Keempat, salah satu pilar smart city adalah smart people. Kita berharap dengan berbagai persoalan terkait transportasi di Jakarta, ada perubahan perilaku masyarakat pengguna. Kemacetan seringkali diciptakan oleh perilaku pengguna yang melanggar lalu lintas, atau belum adanya kesadaran untuk menggunakan transportasi umum. Data Kementerian Perhubungan menyebut baru 32 persen warga Jabodetabek yang menggunakan transportasi umum. Idealnya, ke depan bisa mencapai 60-70 persen. Oleh karena itu, ke depan kita berharap penggunaan transportasi umum bisa menjadi tren gaya hidup.
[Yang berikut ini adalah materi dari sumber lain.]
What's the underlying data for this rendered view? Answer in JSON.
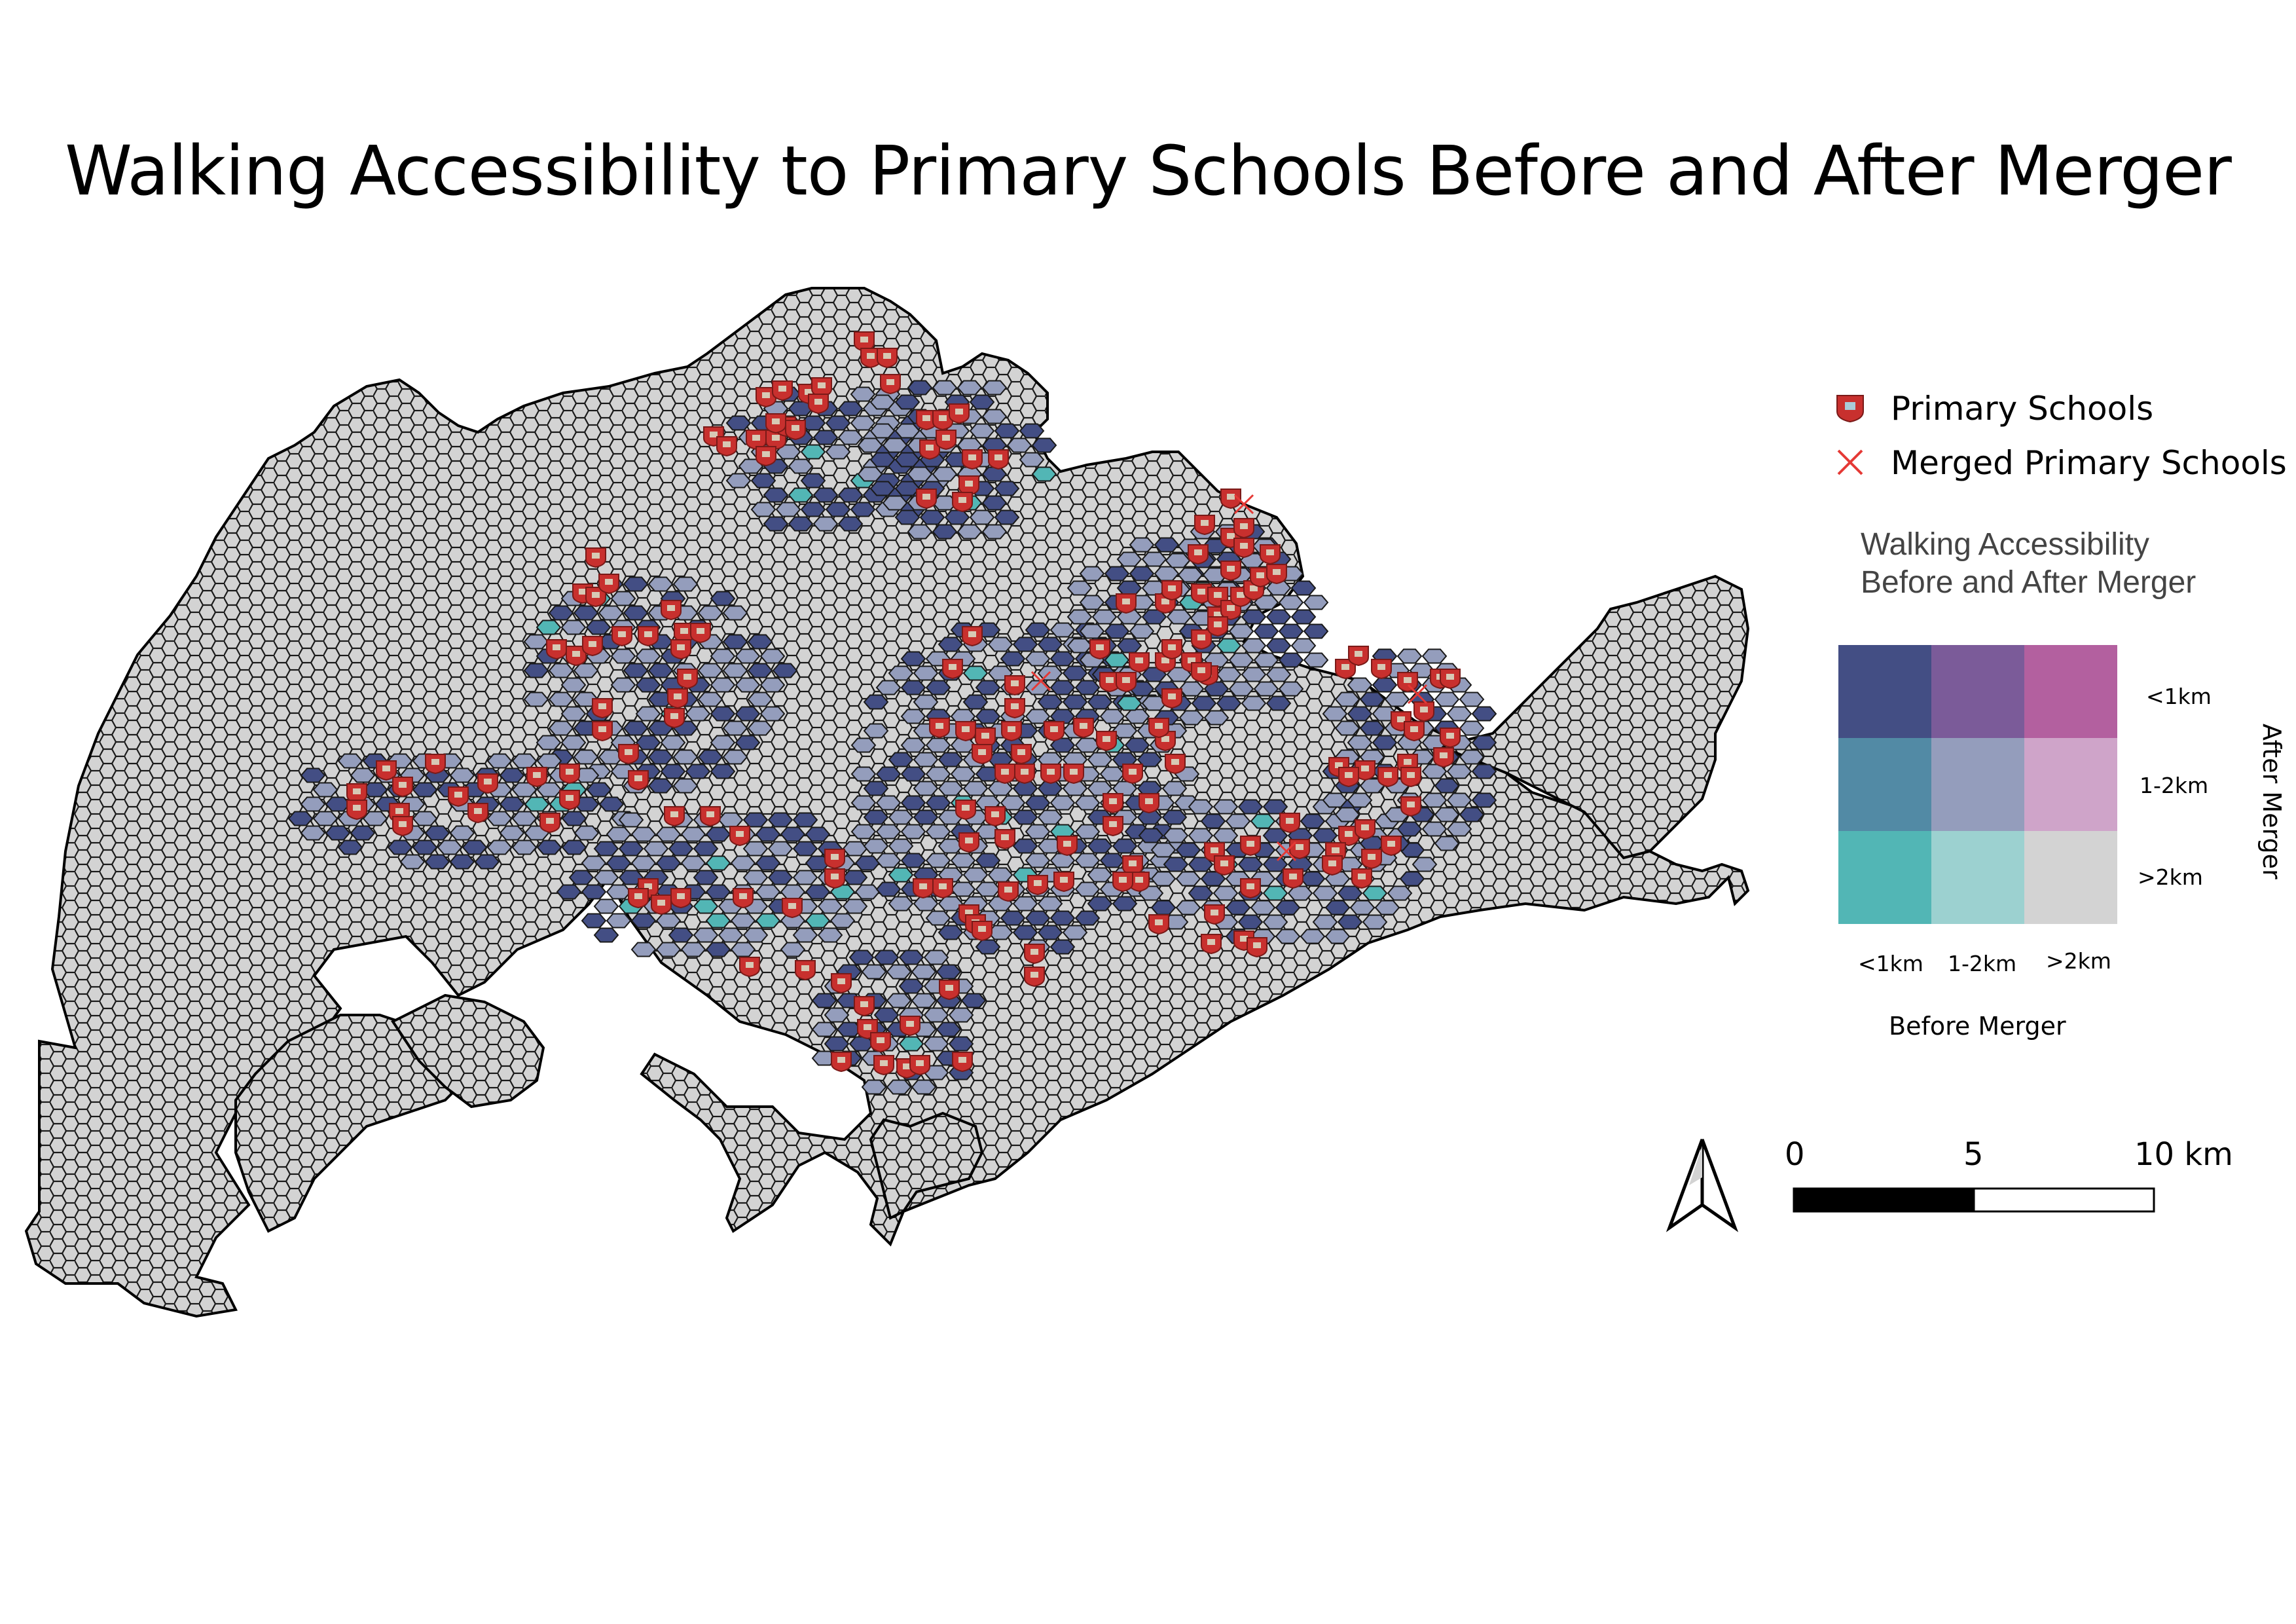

Sebagai pengguna transportasi publik, saya berharap berbagai masalah di atas dapat segera teratasi. Kita juga berharap masalah transportasi menjadi kesadaran bersama bagi semua pemangku kepentingan untuk bersinergi dan berkolaborasi mencari solusi. Kita sebagai masyarakat juga dapat ikut berperan dengan memberikan masukan dan tertib di jalanan.
M. Hariman Bahtiar warga Jakarta, anggota komunitas Asosiasi Big Data & Artificial Intelligence (ABDI)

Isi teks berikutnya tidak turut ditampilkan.